From: Roy T. Fielding <fielding@gbiv.com>
Date: Wed, 12 Sep 2012 12:44:02 -0700
Cc: <public-tracking@w3.org>
Message-Id: <3A60DF12-33C3-4F7E-B2CF-C912DF0346CB@gbiv.com>
To: <rob@blaeu.com>
On Sep 12, 2012, at 12:06 PM, Rob van Eijk wrote:

>> As I've said multiple times now, if the WG disagrees with the text
>> in the spec, then the right way to do so is to object to the text
>> with a specific change proposal, in writing, on what must be changed
>> to resolve that objection.  Nobody has done that.
> 
> I submitted text already.

Text which has nothing to do with the default issue, but appreciated
nonetheless.

> http://lists.w3.org/Archives/Public/public-tracking/2012Sep/0136.html
> 
> I propose text in the TPE in chapter 3 that is clear enough, for
> example:
> 
> "Implementations of HTTP that are not under control of the user,
> including Web Servers, MUST not drop or modify a tracking preference".

The current text says

 "Implementations of HTTP that are not under control of the user
  MUST NOT generate or modify a tracking preference."

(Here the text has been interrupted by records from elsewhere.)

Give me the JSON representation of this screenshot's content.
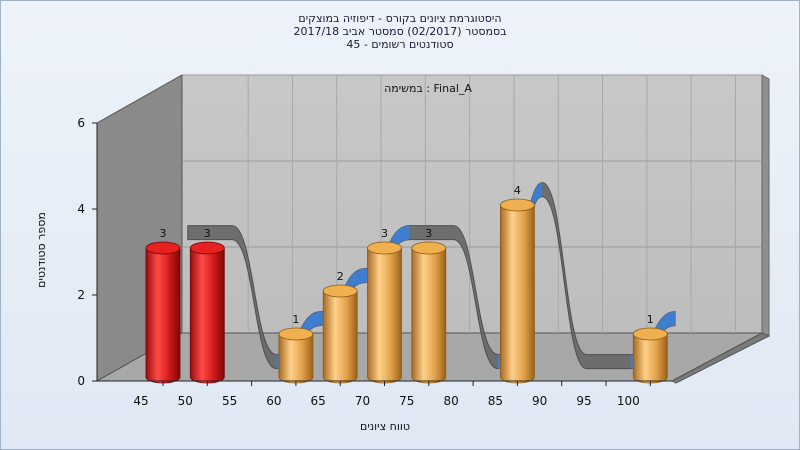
{
  "titles": {
    "line1": "היסטוגרמת ציונים בקורס - דיפוזיה במוצקים",
    "line2": "בסמסטר  (02/2017)  סמסטר אביב 2017/18",
    "line3": "סטודנטים רשומים - 45"
  },
  "chart_data": {
    "type": "bar",
    "subtitle": "במשימה : Final_A",
    "xlabel": "טווח ציונים",
    "ylabel": "מספר סטודנטים",
    "categories": [
      "45",
      "50",
      "55",
      "60",
      "65",
      "70",
      "75",
      "80",
      "85",
      "90",
      "95",
      "100"
    ],
    "ylim": [
      0,
      6
    ],
    "yticks": [
      0,
      2,
      4,
      6
    ],
    "grid": true,
    "series": [
      {
        "values": [
          3,
          3,
          0,
          1,
          2,
          3,
          3,
          0,
          4,
          0,
          0,
          1
        ]
      }
    ],
    "bar_colors": [
      "#e02020",
      "#e02020",
      "",
      "#e8a040",
      "#e8a040",
      "#e8a040",
      "#e8a040",
      "",
      "#e8a040",
      "",
      "",
      "#e8a040"
    ],
    "trend_colors": {
      "ribbon_top": "#6a6a6a",
      "ribbon_side": "#4a4a4a",
      "rising": "#3a7fd8"
    },
    "wall_colors": {
      "back": "#c4c4c4",
      "left": "#8a8a8a",
      "floor": "#a8a8a8"
    }
  }
}
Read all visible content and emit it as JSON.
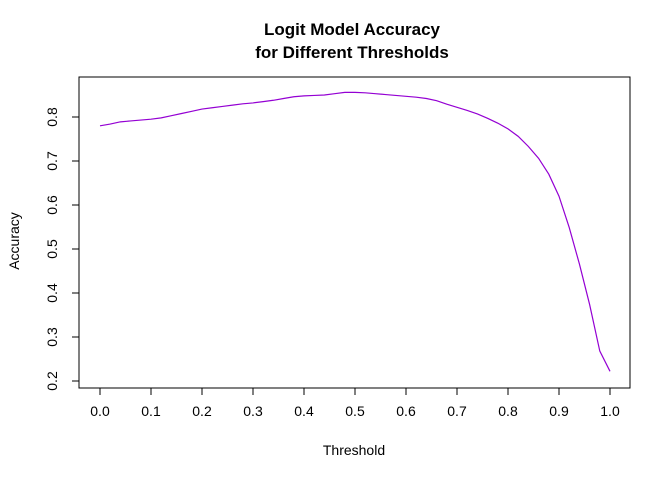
{
  "chart_data": {
    "type": "line",
    "title": "Logit Model Accuracy",
    "subtitle": "for Different Thresholds",
    "xlabel": "Threshold",
    "ylabel": "Accuracy",
    "xlim": [
      0.0,
      1.0
    ],
    "ylim": [
      0.2,
      0.86
    ],
    "x_ticks": [
      "0.0",
      "0.1",
      "0.2",
      "0.3",
      "0.4",
      "0.5",
      "0.6",
      "0.7",
      "0.8",
      "0.9",
      "1.0"
    ],
    "y_ticks": [
      "0.2",
      "0.3",
      "0.4",
      "0.5",
      "0.6",
      "0.7",
      "0.8"
    ],
    "grid": false,
    "line_color": "#9400D3",
    "series": [
      {
        "x": [
          0.0,
          0.02,
          0.04,
          0.06,
          0.08,
          0.1,
          0.12,
          0.14,
          0.16,
          0.18,
          0.2,
          0.22,
          0.24,
          0.26,
          0.28,
          0.3,
          0.32,
          0.34,
          0.36,
          0.38,
          0.4,
          0.42,
          0.44,
          0.46,
          0.48,
          0.5,
          0.52,
          0.54,
          0.56,
          0.58,
          0.6,
          0.62,
          0.64,
          0.66,
          0.68,
          0.7,
          0.72,
          0.74,
          0.76,
          0.78,
          0.8,
          0.82,
          0.84,
          0.86,
          0.88,
          0.9,
          0.92,
          0.94,
          0.96,
          0.98,
          1.0
        ],
        "values": [
          0.78,
          0.784,
          0.789,
          0.791,
          0.793,
          0.795,
          0.798,
          0.803,
          0.808,
          0.813,
          0.818,
          0.821,
          0.824,
          0.827,
          0.83,
          0.832,
          0.835,
          0.838,
          0.842,
          0.846,
          0.848,
          0.849,
          0.85,
          0.853,
          0.856,
          0.856,
          0.855,
          0.853,
          0.851,
          0.849,
          0.847,
          0.845,
          0.842,
          0.837,
          0.829,
          0.822,
          0.815,
          0.807,
          0.797,
          0.786,
          0.773,
          0.756,
          0.733,
          0.706,
          0.67,
          0.62,
          0.549,
          0.466,
          0.374,
          0.268,
          0.222
        ]
      }
    ]
  }
}
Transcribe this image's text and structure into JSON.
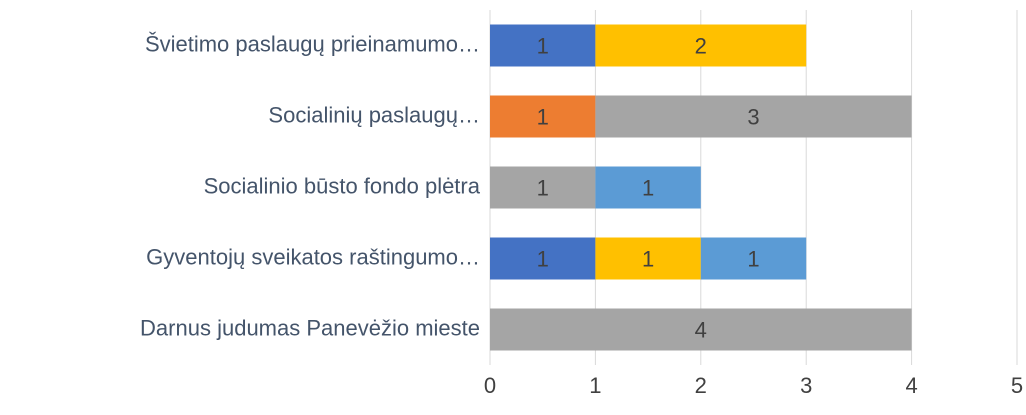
{
  "chart_data": {
    "type": "stacked-barh",
    "categories": [
      "Švietimo paslaugų prieinamumo…",
      "Socialinių paslaugų…",
      "Socialinio būsto fondo plėtra",
      "Gyventojų sveikatos raštingumo…",
      "Darnus judumas Panevėžio mieste"
    ],
    "series": [
      {
        "color": "#4472c4",
        "values": [
          1,
          null,
          null,
          1,
          null
        ]
      },
      {
        "color": "#ed7d31",
        "values": [
          null,
          1,
          null,
          null,
          null
        ]
      },
      {
        "color": "#a5a5a5",
        "values": [
          null,
          3,
          1,
          null,
          4
        ]
      },
      {
        "color": "#ffc000",
        "values": [
          2,
          null,
          null,
          1,
          null
        ]
      },
      {
        "color": "#5b9bd5",
        "values": [
          null,
          null,
          1,
          1,
          null
        ]
      }
    ],
    "xlim": [
      0,
      5
    ],
    "xticks": [
      0,
      1,
      2,
      3,
      4,
      5
    ],
    "grid": true
  }
}
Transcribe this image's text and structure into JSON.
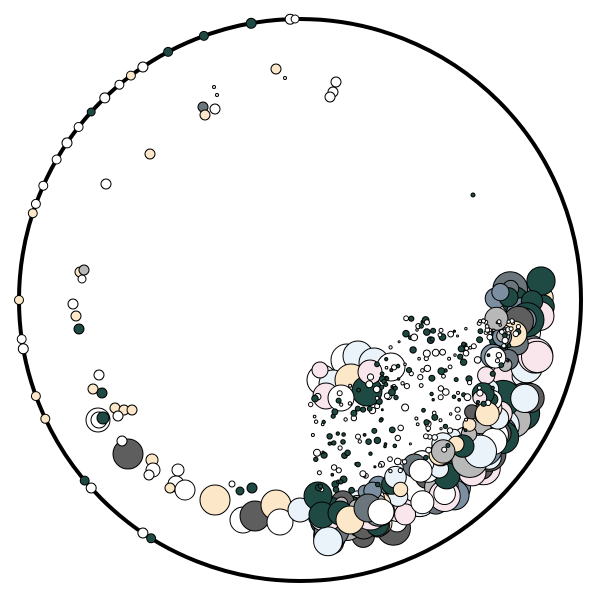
{
  "palette": {
    "cream": "#FCE8C8",
    "white": "#FFFFFF",
    "ice": "#EAF3FA",
    "blush": "#F8E6EC",
    "teal_dark": "#1F4A44",
    "slate": "#6B757C",
    "charcoal": "#5E5E5E",
    "gray": "#B8B8B8",
    "blue_gray": "#7C8FA0",
    "outline": "#000000"
  },
  "description_free": true
}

I am pretty sure that was intended just for user agents and things
that might alter the user agent configuration, but I'll have no
objection to making it similar to the intermediary requirement if
we make it clear that an HTTP endpoint doesn't have to hold onto its
messages forever.  In other words, all messages get dropped at the
conclusion of processing, so please be specific.

Or, are you trying to accomplish something else?

The signal sent by IE 10.0 is not a tracking preference because it
fails to match the semantics for DNT.  If you want to forbid the way
that Apache addressed that issue, this change won't accomplish it.
You would have to request a change to DNT's semantics that would
allow its tracking expression to not be the user's personal preference.